Since the project broke ground 10 months ago on a five-year infrastructure phase, it has created 450 jobs. That number is consistent with projections estimating that construction would produce 2,428 jobs and that later operations and related work would generate more.
In addition, a job center born out of the project’s job policies and agreements has helped scores of individuals enter the workplace. The West Oakland Job Resource Center’s reporting data, which covers the period from March 2013, when the center opened, to July 2014, shows that 673 individuals attended orientations. Out of that number, 328 were screened for work history and interests and directed to social services, apprenticeship programs or employment. 214 individuals entered pre-apprenticeship or apprenticeship programs, or were hired by an employer.
A driving force for the job center was to help the Oakland Global project and other contractors working with the city to meet local hiring requirements. According to the project’s construction jobs policy, each contractor must follow a specific, documented hiring and referral process intended to result in at least 50 percent of work hours being performed by local residents for each trade utilized on the project.
But despite the positive employment results on the project thus far, a handful of critics has publicly questioned whether the project is creating “enough” jobs and has argued that more jobs should be going to West Oakland and African-American residents. A claim has even been made that the legally-binding jobs policies and agreements do not reflect what was negotiated between the City of Oakland labor groups, community groups, and developers — and approved by the Oakland City Council.
One example is a local newspaper quote from Margaret Gordon. Gordon is a member of the project’s Jobs Oversight Commission and a representative of a West Oakland environmental organization focused on air quality. She questioned the very agreement that she signed — which specifies the terms of local hiring and related jobs policies on the project.
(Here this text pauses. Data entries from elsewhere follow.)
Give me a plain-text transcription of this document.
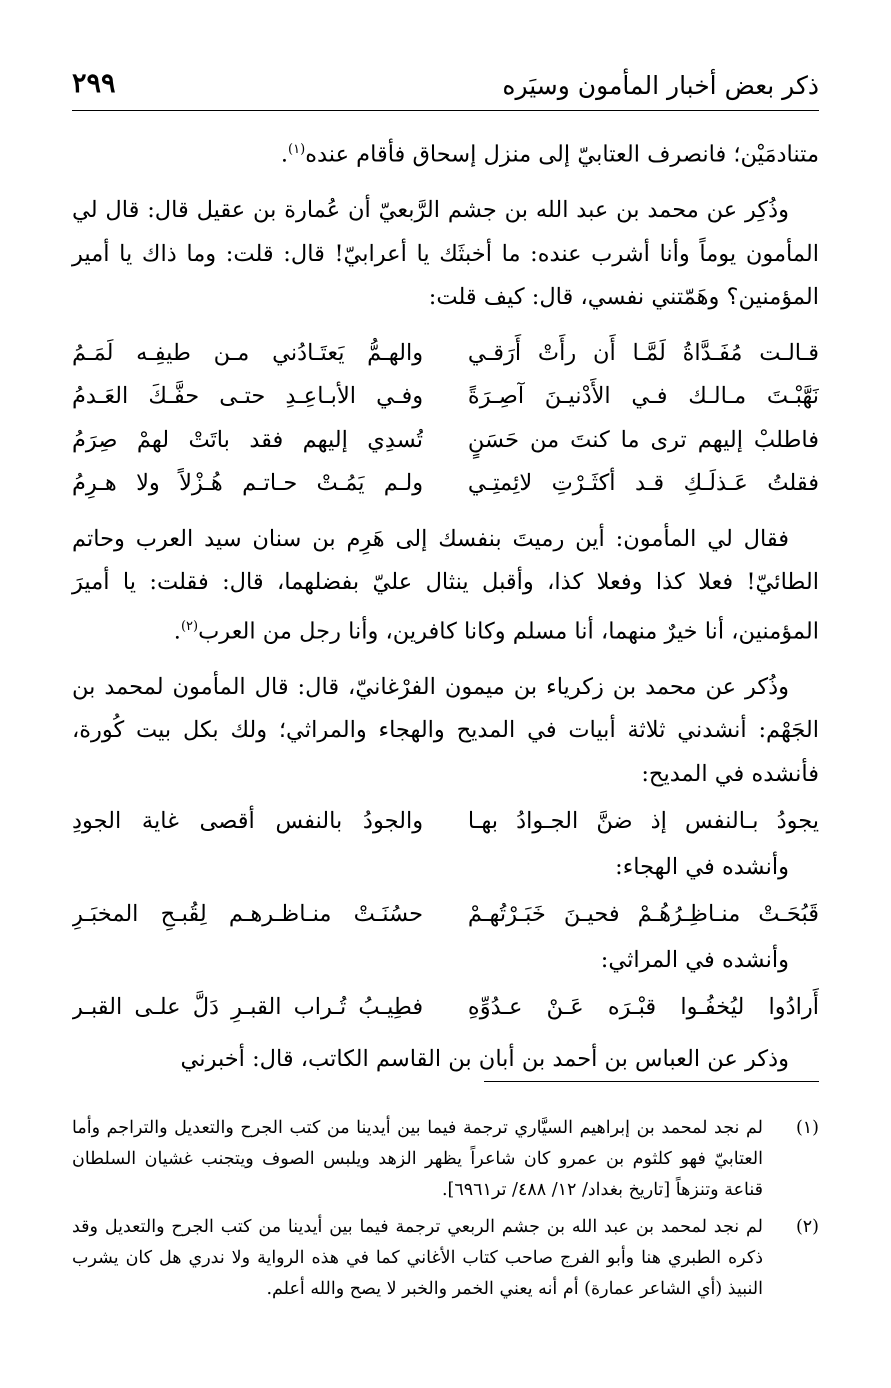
ذكر بعض أخبار المأمون وسيَره
٢٩٩

متنادمَيْن؛ فانصرف العتابيّ إلى منزل إسحاق فأقام عنده$^{(١)}$.

وذُكِر عن محمد بن عبد الله بن جشم الرَّبعيّ أن عُمارة بن عقيل قال: قال لي المأمون يوماً وأنا أشرب عنده: ما أخبثَك يا أعرابيّ! قال: قلت: وما ذاك يا أمير المؤمنين؟ وهَمّتني نفسي، قال: كيف قلت:

قـالـت مُفَـدَّاةُ لَمَّـا أَن رأَتْ أَرَقـي
والهـمُّ يَعتَـادُني مـن طيفِـه لَمَـمُ
نَهَّبْـتَ مـالـك فـي الأَدْنيـنَ آصِـرَةً
وفـي الأبـاعِـدِ حتـى حفَّـكَ العَـدمُ
فاطلبْ إليهم ترى ما كنتَ من حَسَنٍ
تُسدِي إليهم فقد باتَتْ لهمْ صِرَمُ
فقلتُ عَـذلَـكِ قـد أكثَـرْتِ لائِمتِـي
ولـم يَمُـتْ حـاتـم هُـزْلاً ولا هـرِمُ

فقال لي المأمون: أين رميتَ بنفسك إلى هَرِم بن سنان سيد العرب وحاتم الطائيّ! فعلا كذا وفعلا كذا، وأقبل ينثال عليّ بفضلهما، قال: فقلت: يا أميرَ المؤمنين، أنا خيرٌ منهما، أنا مسلم وكانا كافرين، وأنا رجل من العرب$^{(٢)}$.

وذُكر عن محمد بن زكرياء بن ميمون الفرْغانيّ، قال: قال المأمون لمحمد بن الجَهْم: أنشدني ثلاثة أبيات في المديح والهجاء والمراثي؛ ولك بكل بيت كُورة، فأنشده في المديح:

يجودُ بـالنفس إذ ضنَّ الجـوادُ بهـا
والجودُ بالنفس أقصى غاية الجودِ
وأنشده في الهجاء:
قَبُحَـتْ منـاظِـرُهُـمْ فحيـنَ خَبَـرْتُهـمْ
حسُنَـتْ منـاظـرهـم لِقُبـحِ المخبَـرِ
وأنشده في المراثي:
أَرادُوا ليُخفُـوا قبْـرَه عَـنْ عـدُوِّهِ
فطِيـبُ تُـراب القبـرِ دَلَّ علـى القبـر

وذكر عن العباس بن أحمد بن أبان بن القاسم الكاتب، قال: أخبرني

(١)
لم نجد لمحمد بن إبراهيم السيَّاري ترجمة فيما بين أيدينا من كتب الجرح والتعديل والتراجم وأما العتابيّ فهو كلثوم بن عمرو كان شاعراً يظهر الزهد ويلبس الصوف ويتجنب غشيان السلطان قناعة وتنزهاً [تاريخ بغداد/ ١٢/ ٤٨٨/ تر٦٩٦١].
(٢)
لم نجد لمحمد بن عبد الله بن جشم الربعي ترجمة فيما بين أيدينا من كتب الجرح والتعديل وقد ذكره الطبري هنا وأبو الفرج صاحب كتاب الأغاني كما في هذه الرواية ولا ندري هل كان يشرب النبيذ (أي الشاعر عمارة) أم أنه يعني الخمر والخبر لا يصح والله أعلم.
“People negotiated one thing, but then the agreement went to labor and other ‘stakeholders’ and it was changed before it went to the City Council,” Gordon told the paper.
In reality, there rightly was not a provision in the jobs policies that a particular Oakland neighborhood or ethnicity would receive priority over another. And so far, project hiring has been diverse. The top four ethnicities represented in hours worked on the Oakland global project are as follows: Hispanic – 42.1%; Caucasian – 31.6%; African-American – 15.3%; and “Failed to state/Other” – 10.2%.
At an August 21 project-related Jobs Oversight Commission meeting, Julian Gross, an attorney who was hired by the City of Oakland to help create the jobs policies and agreement, told commission members that a West Oakland hiring preference was not present in drafts of the agreement, which were circulated — to Gordon and others — multiple times from late May 2012 to September 2012 when it was finalized.
“The notion that there were surprise twists and something was changed in the back room without everyone who signed the cooperation agreement knowing about it, is not a fair or accurate representation of the city’s process here,” Gross said. “I personally sat down with, or at least offered to sit down with, every party to the Cooperation Agreement, walked through the documents to go over what was in them and what was not in them, and everybody had a chance to know what was in those documents.”
Gross noted that commissioners retroactively critiquing agreements that they themselves have approved and signed, undermines the credibility of the commission and commissioners.
“If community groups want public entities to sit down and do these things with them and they want to have legally binding agreements that get them seats on commissions, they need to be full participants in those things and take those deals seriously. And part of the deal with the Cooperation Agreement was written indications that you’ve reviewed these things and that you think they’re ok.”